Saat Le Pen dan saingannya Presiden Emmanuel Macron bersiap untuk pemilihan putaran kedua akhir pekan depan, mereka dihadapkan oleh para wanita berjilbab yang bertanya mengapa pilihan pakaian mereka harus begitu kontroversial di Prancis.
Di pasar petani di kota Pertuis di bagian selatan Prancis, seorang wanita dengan penutup kepala biru-putih mendekati Le Pen, yang gigih mempertahankan posisinya pendiriannya, menyebut jilbab sebagai “seragam yang diwajibkan dari dulu hingga sekarang oleh orang-orang yang memiliki visi radikal tentang Islam.”
“Itu tidak benar,” bantah wanita berhijab itu. “Saya mulai memakai jilbab ketika saya telah menjadi wanita yang lebih tua … Bagi saya, itu adalah tanda bahwa saya menjadi seorang nenek.”
Le Pen juga berdalih bahwa di “beberapa daerah” di Prancis, wanita yang tidak mengenakan jilbab “diasingkan dan diadili.”
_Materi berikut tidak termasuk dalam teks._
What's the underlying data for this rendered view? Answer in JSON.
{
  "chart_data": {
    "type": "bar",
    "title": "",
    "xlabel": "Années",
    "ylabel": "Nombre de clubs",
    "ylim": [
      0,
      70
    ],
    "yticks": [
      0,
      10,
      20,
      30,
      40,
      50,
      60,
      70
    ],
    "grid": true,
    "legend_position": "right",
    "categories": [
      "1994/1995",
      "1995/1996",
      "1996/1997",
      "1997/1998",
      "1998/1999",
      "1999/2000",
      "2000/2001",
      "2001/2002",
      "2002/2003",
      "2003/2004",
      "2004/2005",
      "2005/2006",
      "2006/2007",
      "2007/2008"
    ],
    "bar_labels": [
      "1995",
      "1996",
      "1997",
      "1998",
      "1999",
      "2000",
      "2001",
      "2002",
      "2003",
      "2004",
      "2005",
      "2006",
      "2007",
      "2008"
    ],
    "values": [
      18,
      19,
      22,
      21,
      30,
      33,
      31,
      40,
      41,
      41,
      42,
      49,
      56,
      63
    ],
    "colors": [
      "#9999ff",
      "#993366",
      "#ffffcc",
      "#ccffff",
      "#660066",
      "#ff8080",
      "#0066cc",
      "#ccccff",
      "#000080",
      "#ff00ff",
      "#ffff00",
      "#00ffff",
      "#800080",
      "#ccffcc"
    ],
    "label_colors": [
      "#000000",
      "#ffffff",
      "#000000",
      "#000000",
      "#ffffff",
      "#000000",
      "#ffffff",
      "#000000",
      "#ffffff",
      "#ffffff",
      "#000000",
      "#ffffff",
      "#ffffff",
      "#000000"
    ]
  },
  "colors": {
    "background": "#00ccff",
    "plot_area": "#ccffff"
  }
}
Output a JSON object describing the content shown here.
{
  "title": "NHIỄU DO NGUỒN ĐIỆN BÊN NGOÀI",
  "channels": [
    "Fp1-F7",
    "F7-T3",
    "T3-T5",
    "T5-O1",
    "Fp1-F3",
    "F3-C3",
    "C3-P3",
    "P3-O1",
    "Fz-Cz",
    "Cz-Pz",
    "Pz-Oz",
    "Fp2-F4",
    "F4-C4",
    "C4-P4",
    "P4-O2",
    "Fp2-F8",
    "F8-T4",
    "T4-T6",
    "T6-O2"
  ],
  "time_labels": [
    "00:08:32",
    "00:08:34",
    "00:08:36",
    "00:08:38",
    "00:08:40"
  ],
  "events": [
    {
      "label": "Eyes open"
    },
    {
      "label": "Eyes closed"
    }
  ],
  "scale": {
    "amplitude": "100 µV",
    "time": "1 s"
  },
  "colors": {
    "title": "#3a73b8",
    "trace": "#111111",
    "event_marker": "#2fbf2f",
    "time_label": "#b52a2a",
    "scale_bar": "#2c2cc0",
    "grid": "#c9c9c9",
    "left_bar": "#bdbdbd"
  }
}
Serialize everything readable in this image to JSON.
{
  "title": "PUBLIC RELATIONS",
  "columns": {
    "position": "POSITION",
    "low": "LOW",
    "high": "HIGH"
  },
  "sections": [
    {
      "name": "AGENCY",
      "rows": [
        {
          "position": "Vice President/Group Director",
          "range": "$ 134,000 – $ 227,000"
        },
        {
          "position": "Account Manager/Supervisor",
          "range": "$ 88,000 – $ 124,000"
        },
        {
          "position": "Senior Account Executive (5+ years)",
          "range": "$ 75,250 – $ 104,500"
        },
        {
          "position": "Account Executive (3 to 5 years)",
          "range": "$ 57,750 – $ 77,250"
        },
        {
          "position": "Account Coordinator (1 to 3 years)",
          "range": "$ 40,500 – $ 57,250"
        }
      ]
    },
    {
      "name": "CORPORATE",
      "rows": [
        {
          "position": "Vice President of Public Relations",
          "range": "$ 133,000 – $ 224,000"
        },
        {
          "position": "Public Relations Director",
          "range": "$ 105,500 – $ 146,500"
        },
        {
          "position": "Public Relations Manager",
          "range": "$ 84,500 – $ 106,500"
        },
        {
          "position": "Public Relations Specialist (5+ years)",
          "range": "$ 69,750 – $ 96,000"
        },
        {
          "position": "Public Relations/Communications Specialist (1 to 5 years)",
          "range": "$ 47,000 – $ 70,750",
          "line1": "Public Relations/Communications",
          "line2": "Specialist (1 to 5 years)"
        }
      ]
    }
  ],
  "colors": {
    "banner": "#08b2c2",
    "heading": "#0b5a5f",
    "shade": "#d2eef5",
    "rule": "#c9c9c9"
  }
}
Meskipun telah memperlunak sikap anti-imigrasi dan anti-Islamnya dalam beberapa bulan terakhir,
Le Pen mengusulkan denda bagi orang yang mengenakan jilbab di tempat publik, sama seperti denda pelanggaran lalu lintas, lansir Deutsche Welle.
Calon petahana Emmanuel Macron juga me debat seorang wanita Muslim pengguna jilbab dalam siaran hari Jumat (15/4/2022) di radio France-Info, tetapi berusaha menjauhkan diri dari Le Pen dengan mengatakan bahwa dia tidak akan mengubah hukum apa pun di Prancis yang ada saat ini terkait jilbab.
Dia membela larangan penggunaan jilbab di sekolah-sekolah sebagai bagian dari prinsip-prinsip sekuler negara Prancis.
Wanita Muslimah yang mendebat Macron, Sara El Attar, mengatakan bahwa dia merasa terhina dengan pernyataan-pernyataan Presiden Prancis itu sebelumnya di mana dikatakannya bahwa jilbab mengganggu hubungan antara laki-laki dan perempuan.
Presiden petahana itu sebelumnya dituduh memicu prasangka terhadap Muslim atas sikap kerasnya pada apa yang disebutnya “Islamisme radikal.”
Setelah terjadi serangkaian serangan oleh pelaku-pelaku yang beragama Islam pada akhir 2020, pemerintah Prancis pimpinan Macron menuding “Islamis radikal” dan memberlakukan sejumlah kebijakan yang katanya bertujuan meredam penyebarannya di Prancis.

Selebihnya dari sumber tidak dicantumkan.